World Pre-eclampsia Day 2019

Nearly 76,000 mothers and 500,000 babies worldwide lose their lives to preeclampsia and related hypertensive disorders of pregnancy every year.

To raise awareness of pre-eclampsia as a life-threatening complication of pregnancy, maternal health organisations around the world joined forces to host the third annual World Pre-eclampsia Day on Wednesday, May 22 2019.

For the mother, complications can cause illness for an extended period of time and are strongly associated with the future development of a range of debilitating diseases such as cardiovascular disease, type II diabetes, and renal impairment.

Additionally, the World Health Organisation has highlighted that the condition has a highly disproportionate impact on low-to-middle income countries (LMIC), where over 99% of pre-eclampsia-related deaths occur. It is estimated that 16% of maternal deaths in LMICs are the result of pre-eclampsia and other hypertensive disorders of pregnancy. It is the leading cause of maternal mortality in the Americas, accounting for a quarter of all maternal deaths in Latin America, and a tenth of maternal deaths in Africa and Asia.

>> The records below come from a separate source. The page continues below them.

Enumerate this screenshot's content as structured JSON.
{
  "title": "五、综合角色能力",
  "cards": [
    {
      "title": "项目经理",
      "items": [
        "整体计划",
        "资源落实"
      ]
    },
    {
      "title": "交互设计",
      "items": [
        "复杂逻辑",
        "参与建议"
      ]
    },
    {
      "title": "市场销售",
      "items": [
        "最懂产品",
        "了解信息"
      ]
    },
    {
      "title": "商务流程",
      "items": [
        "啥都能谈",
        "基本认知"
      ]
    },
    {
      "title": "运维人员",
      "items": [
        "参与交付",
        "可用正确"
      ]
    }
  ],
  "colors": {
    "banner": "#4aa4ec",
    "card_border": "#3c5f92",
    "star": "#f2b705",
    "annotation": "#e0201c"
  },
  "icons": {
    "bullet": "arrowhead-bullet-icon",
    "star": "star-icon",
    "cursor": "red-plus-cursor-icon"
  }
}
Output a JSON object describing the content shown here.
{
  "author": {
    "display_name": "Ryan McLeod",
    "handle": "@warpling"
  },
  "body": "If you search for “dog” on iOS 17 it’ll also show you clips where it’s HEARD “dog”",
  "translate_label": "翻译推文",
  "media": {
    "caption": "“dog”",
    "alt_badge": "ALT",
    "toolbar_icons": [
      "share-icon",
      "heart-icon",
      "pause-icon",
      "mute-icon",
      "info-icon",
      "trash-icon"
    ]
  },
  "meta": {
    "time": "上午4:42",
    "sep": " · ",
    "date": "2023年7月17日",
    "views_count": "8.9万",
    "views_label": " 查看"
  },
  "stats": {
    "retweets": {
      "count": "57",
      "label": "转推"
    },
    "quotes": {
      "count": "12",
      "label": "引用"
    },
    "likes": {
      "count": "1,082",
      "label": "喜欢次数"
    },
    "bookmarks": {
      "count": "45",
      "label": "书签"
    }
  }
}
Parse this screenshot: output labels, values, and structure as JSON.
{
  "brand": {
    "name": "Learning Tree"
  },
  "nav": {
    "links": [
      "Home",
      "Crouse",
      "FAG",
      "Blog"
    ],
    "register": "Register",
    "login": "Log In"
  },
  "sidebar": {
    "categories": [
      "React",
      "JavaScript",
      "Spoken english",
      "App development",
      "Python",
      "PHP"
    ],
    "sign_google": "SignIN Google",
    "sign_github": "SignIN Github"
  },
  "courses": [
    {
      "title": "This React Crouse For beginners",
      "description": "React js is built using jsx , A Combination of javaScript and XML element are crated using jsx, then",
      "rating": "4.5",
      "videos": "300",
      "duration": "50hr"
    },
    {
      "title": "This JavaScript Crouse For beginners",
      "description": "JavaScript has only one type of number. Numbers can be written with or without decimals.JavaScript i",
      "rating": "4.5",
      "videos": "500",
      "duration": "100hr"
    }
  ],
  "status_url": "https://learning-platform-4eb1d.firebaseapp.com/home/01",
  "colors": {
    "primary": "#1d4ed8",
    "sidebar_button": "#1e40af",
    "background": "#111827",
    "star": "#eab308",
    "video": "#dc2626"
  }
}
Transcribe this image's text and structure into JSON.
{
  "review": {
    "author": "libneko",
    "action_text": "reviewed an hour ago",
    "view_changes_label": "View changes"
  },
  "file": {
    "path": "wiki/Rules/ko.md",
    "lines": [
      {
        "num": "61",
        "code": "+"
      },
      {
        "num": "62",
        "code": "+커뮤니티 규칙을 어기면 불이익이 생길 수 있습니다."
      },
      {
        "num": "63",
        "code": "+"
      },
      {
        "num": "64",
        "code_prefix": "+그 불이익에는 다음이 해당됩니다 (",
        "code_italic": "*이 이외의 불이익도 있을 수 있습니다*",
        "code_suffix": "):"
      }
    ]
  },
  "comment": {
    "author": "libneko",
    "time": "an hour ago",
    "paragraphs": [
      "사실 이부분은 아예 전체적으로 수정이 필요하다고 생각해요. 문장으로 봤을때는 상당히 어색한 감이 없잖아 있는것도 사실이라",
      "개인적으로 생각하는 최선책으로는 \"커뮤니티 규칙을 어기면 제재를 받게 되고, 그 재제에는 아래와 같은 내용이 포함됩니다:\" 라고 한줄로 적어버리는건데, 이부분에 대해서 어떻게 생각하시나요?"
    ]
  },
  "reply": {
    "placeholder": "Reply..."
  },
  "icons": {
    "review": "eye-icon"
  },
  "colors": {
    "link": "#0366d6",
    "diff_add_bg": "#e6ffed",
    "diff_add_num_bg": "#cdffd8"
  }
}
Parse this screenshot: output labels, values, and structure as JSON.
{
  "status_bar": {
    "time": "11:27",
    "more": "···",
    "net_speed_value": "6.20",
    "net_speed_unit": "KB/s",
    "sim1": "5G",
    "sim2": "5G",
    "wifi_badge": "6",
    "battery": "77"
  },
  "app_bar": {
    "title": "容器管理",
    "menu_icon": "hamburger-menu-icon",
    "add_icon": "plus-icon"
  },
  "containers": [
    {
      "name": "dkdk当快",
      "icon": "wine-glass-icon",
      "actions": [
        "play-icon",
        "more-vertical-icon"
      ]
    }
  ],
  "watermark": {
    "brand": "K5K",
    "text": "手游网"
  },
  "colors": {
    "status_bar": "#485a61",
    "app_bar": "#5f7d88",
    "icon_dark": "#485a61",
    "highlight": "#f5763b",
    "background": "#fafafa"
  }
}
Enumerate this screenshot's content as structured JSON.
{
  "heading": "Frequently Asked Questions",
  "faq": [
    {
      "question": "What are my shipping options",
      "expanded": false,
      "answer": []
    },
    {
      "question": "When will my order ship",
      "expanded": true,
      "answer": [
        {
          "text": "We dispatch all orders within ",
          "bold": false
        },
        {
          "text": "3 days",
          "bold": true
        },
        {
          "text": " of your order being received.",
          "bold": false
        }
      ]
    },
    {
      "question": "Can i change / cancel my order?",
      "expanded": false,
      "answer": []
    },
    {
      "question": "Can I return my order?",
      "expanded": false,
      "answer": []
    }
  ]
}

Too many lives are taken or seriously affected by these disorders, underscoring the importance of symptom recognition, and timely and effective response by trained healthcare workers. This is especially true in areas where access to care is reduced.

With limited understanding about the cause and preventative or effective treatments, the need for basic and clinical research to advance medical options and healthcare practices must be prioritised.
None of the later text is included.